Answer:
1. It takes Steve (or was it Ken?) 410 s to reach the store.
2. The whole trip takes Ken 1452 s.
3. In minutes, the whole trip takes 24 min.
4. Ken travels 5 km during the whole trip.
5. The magnitude of Ken´s displacement is zero.
6. Since the displacement is equal to the null vector, it has no direction.
Step-by-step explanation:
Hi there!
1. Using the equation of traveled distance, we can find the time it takes Ken to travel to the store:
D = v · t
Where:
D = traveled distance.
v = speed.
t = time.
Solving for t:
D/v = t
2500 m / 6.1 m/s = t
t = 410 s.
It takes Steve (or was it Ken?) 410 s to reach the store.
2. Let´s find how much time it takes Ken to return home using the same equation as in part 1:
D/v = t
2500 m / 2.4 m/s = t
t = 1042 s
Then, the whole trip takes Ken (1042 s + 410 s) 1452 s.

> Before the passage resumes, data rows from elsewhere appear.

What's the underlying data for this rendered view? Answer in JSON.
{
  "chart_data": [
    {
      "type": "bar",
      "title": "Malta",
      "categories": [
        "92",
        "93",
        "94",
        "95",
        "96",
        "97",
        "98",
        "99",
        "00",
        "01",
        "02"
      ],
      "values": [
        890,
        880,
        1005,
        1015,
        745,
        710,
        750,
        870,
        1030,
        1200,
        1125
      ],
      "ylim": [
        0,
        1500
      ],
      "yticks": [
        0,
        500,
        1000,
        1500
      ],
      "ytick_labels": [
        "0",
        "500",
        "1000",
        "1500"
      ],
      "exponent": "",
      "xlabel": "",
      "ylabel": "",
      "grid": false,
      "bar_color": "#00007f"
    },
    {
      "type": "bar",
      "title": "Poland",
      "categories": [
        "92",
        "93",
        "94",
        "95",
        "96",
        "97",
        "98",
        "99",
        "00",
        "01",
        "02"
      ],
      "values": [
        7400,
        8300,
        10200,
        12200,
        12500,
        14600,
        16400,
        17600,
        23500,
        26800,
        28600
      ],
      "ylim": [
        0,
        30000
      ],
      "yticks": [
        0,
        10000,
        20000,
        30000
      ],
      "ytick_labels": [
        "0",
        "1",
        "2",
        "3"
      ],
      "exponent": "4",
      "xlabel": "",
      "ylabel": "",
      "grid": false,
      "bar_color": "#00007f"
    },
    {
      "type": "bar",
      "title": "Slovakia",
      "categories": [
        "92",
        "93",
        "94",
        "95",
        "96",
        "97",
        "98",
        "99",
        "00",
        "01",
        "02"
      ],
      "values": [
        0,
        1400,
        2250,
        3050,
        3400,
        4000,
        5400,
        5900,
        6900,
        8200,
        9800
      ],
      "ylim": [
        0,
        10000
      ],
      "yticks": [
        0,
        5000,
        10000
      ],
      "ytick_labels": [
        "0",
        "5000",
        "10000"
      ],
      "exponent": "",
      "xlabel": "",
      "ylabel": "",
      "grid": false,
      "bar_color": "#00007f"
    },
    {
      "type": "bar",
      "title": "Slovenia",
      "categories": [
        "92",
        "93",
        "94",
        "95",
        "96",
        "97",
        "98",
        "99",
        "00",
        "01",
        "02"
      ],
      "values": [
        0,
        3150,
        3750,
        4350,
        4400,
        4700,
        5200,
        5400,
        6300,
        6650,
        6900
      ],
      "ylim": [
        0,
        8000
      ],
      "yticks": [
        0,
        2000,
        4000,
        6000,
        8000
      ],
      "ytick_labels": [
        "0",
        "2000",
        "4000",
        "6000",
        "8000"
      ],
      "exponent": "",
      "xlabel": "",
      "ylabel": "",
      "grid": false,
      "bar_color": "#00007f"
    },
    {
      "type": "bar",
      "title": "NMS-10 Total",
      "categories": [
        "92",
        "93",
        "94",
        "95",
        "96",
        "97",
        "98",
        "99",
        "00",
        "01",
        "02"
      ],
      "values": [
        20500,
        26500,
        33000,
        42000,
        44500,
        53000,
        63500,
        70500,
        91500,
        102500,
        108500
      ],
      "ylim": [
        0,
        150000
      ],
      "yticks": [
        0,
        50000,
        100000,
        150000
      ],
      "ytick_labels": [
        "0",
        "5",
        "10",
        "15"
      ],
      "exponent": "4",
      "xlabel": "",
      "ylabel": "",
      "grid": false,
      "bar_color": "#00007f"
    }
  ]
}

3. In minutes, the whole trip takes (1452 / 60 ) 24 min.
4. Ken travels 2.5 km to reach the store and 2.5 km to return home. So, he travels (2.5 km + 2.5 km) 5 km during the whole trip.
5. The displacement (Δx) is calculated as follows:
Δx = final position - initial position
If we consider his home as the origin of the frame of reference, the store will be located at 2.5 km to east (considered the positive direction).
Since the final position and the initial position are the same (the origin of the frame of reference), the displacement is zero:
Δx = final position - initial position = 0 - 0 = 0
Another way to see it:
The displacement of Ken to the store is 2.5 km east (positive). Then, the displacement is 2.5 km west (negative). Both displacement vectors have the same magnitude but opposite direction. So, the sum of both vectors is equal to the null vector. The magnitude of the null vector is zero.
6. Since the displacement is the null vector, it has no direction.